Personal Contact Information

You should also determine what type of personal contact information you will share with students. Will you provide your cell phone number? Will you include a personal email address? Will you use a system like Remind?

Jessi and I differ in the type of information we share with students. Read our individual polices below:

Laura’s Policies
Screen Shot 2017-05-01 at 8.53.53 PMThe classes that I teach are generally 90+ students. The majority of the students are underclassmen. In addition, I have Instructional Assistants to help me in the larger classes. Therefore, I do not share my personal cell phone with students. I also do not provide them with my personal email. My students have access to my work email and forums that are established within my class to communicate individually as well as to ask questions that the entire class can see. They are also provided the phone number to my office. I hold office hours weekly and will schedule appointments with student if they are in need of assistance. I like to keep my personal life and my professional life a bit separate when it comes to communication with my students. With that being said, I also do not “friend” my students on Social Media sites, like Facebook. I am cautious when “friending” colleagues who are connected with current students on social media sites. I keep my account set to private.

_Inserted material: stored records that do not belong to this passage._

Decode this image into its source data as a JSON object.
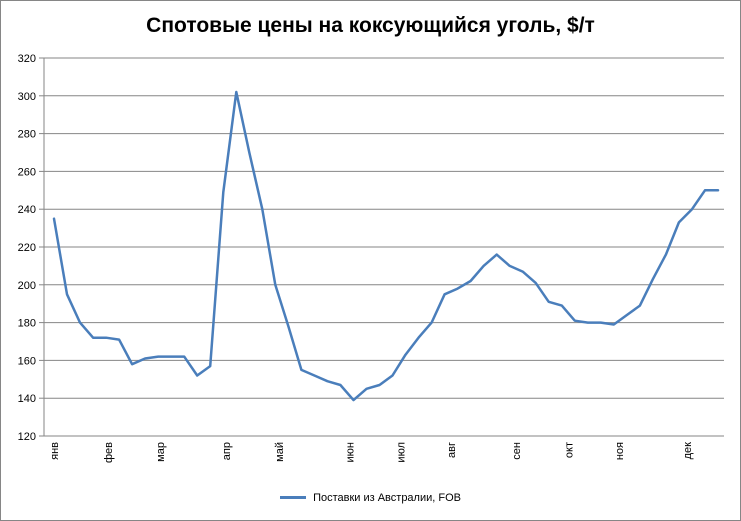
{
  "chart_data": {
    "type": "line",
    "title": "Спотовые цены на коксующийся уголь, $/т",
    "xlabel": "",
    "ylabel": "",
    "ylim": [
      120,
      320
    ],
    "yticks": [
      120,
      140,
      160,
      180,
      200,
      220,
      240,
      260,
      280,
      300,
      320
    ],
    "grid": true,
    "legend_position": "bottom",
    "month_labels": [
      "янв",
      "фев",
      "мар",
      "апр",
      "май",
      "июн",
      "июл",
      "авг",
      "сен",
      "окт",
      "ноя",
      "дек"
    ],
    "month_positions": [
      0,
      4.15,
      8.15,
      13.2,
      17.3,
      22.7,
      26.6,
      30.5,
      35.5,
      39.5,
      43.4,
      48.6
    ],
    "points_count": 52,
    "series": [
      {
        "name": "Поставки из Австралии, FOB",
        "color": "#4a7ebb",
        "x": [
          0,
          1,
          2,
          3,
          4,
          5,
          6,
          7,
          8,
          9,
          10,
          11,
          12,
          13,
          14,
          15,
          16,
          17,
          18,
          19,
          20,
          21,
          22,
          23,
          24,
          25,
          26,
          27,
          28,
          29,
          30,
          31,
          32,
          33,
          34,
          35,
          36,
          37,
          38,
          39,
          40,
          41,
          42,
          43,
          44,
          45,
          46,
          47,
          48,
          49,
          50,
          51
        ],
        "values": [
          235,
          195,
          180,
          172,
          172,
          171,
          158,
          161,
          162,
          162,
          162,
          152,
          157,
          249,
          302,
          270,
          240,
          200,
          178,
          155,
          152,
          149,
          147,
          139,
          145,
          147,
          152,
          163,
          172,
          180,
          195,
          198,
          202,
          210,
          216,
          210,
          207,
          201,
          191,
          189,
          181,
          180,
          180,
          179,
          184,
          189,
          203,
          216,
          233,
          240,
          250,
          250
        ]
      }
    ]
  }
}
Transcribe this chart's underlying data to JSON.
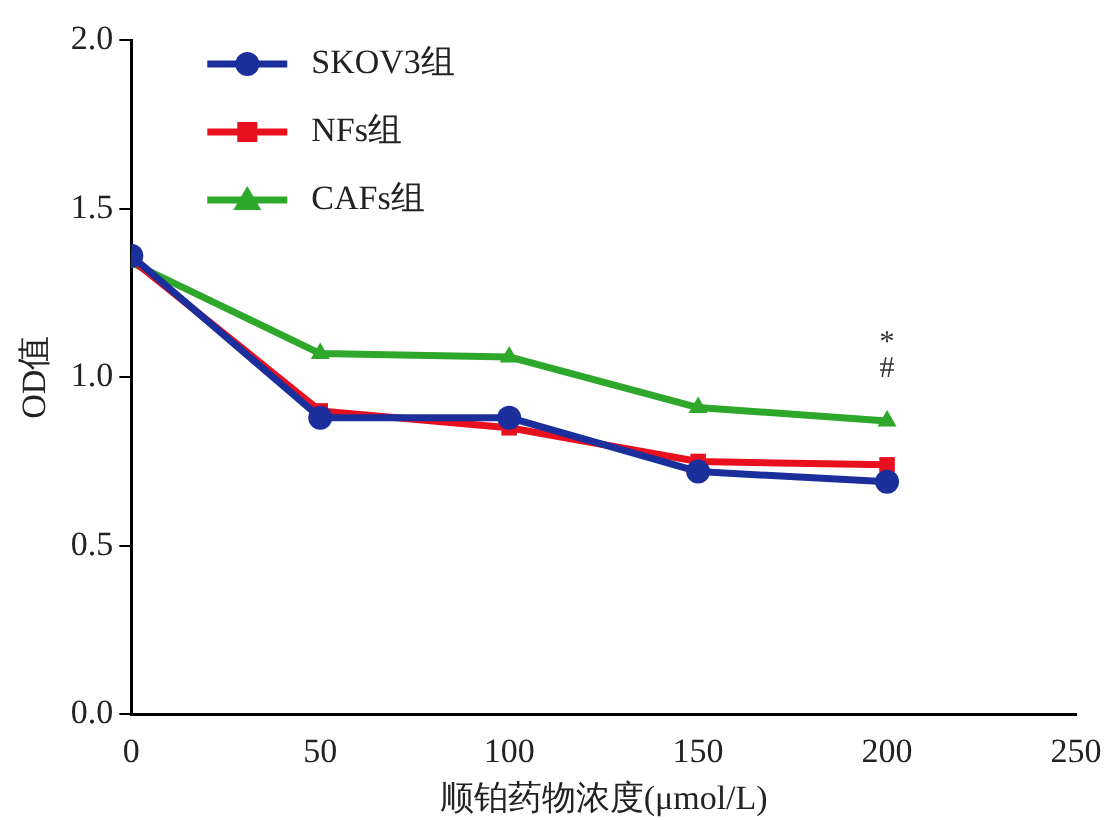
{
  "chart_data": {
    "type": "line",
    "xlabel": "顺铂药物浓度(μmol/L)",
    "ylabel": "OD值",
    "x": [
      0,
      50,
      100,
      150,
      200
    ],
    "series": [
      {
        "name": "SKOV3组",
        "color": "#1a2e9c",
        "values": [
          1.36,
          0.88,
          0.88,
          0.72,
          0.69
        ],
        "marker": "circle"
      },
      {
        "name": "NFs组",
        "color": "#e8101e",
        "values": [
          1.35,
          0.9,
          0.85,
          0.75,
          0.74
        ],
        "marker": "square"
      },
      {
        "name": "CAFs组",
        "color": "#2ea82a",
        "values": [
          1.34,
          1.07,
          1.06,
          0.91,
          0.87
        ],
        "marker": "triangle"
      }
    ],
    "xlim": [
      0,
      250
    ],
    "xticks": [
      0,
      50,
      100,
      150,
      200,
      250
    ],
    "ylim": [
      0,
      2
    ],
    "yticks": [
      {
        "value": 0,
        "label": "0.0"
      },
      {
        "value": 0.5,
        "label": "0.5"
      },
      {
        "value": 1,
        "label": "1.0"
      },
      {
        "value": 1.5,
        "label": "1.5"
      },
      {
        "value": 2,
        "label": "2.0"
      }
    ],
    "annotations": [
      "#",
      "*"
    ],
    "grid": false,
    "legend": "top left",
    "line_style": "solid"
  }
}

I am a bit more lenient with these boundaries after students graduate. However, this depends upon the student and the relationship I have formed with them. If they are trustworthy and responsible, then I am more likely to connect with them on social media or even provide some personal contact information. For example, I have some alumni who currently work with me as Instructional Assistants, who I am connected with on social media and they also have my personal cell phone number.

Jessi’s Policies


Screen Shot 2017-05-01 at 8.54.48 PMI agree with Laura – class size can dictate the types of stories and examples that get shared. I also would add that the size of the major and involvement with student clubs and other activities can also impact what you share. Overall, I am much more liberal with my information than Laura. I take time at the beginning of my classes to share personal information and events from my life with my classes. I also invite students to do the same. The stories shared help to build community and personalize the classroom. I have invited students, who are involved in a club I sponsor, to my home for a Christmas party, game nights, and scary movie nights. However, I never host these events alone; there is always another faculty member (usually from my department) present, who stays for the entire event. I do not give my address to all of my students. Furthermore, I also give select students my cell phone number. For example, students who are helping me with research projects, students I want to connect with to get coffee, or students in clubs that I sponsor have access to my personal cell phone number.

Regardless of how you plan to interact with your students, whether only during school hours on campus or by participating in off-campus activities, I still warn each of you to use caution!  It is important that you are aware of the policies and procedures of the university. If communication through personal cell phones or off-campus interactions and actives are prohibited, then you must abide by the rules set forth by the institution. It is also important to remember to keep a professional relationship regardless of where and how you are interacting with students. It has been made very clear to me that if anything were ever to happen in my home or if an allegation were to be made, I would lose my job. So take time to consider the pros and cons of your interactions and ask yourself….is it worth the risk?

Moral of this story is….if your students know more about you, than the course content at the end of the semester, you have failed them! Share personal stories but do so in a conscientious and cautious manner. Remember, it is important to maintain authority while also form relationships and teach the content. Boundaries and balance are the key!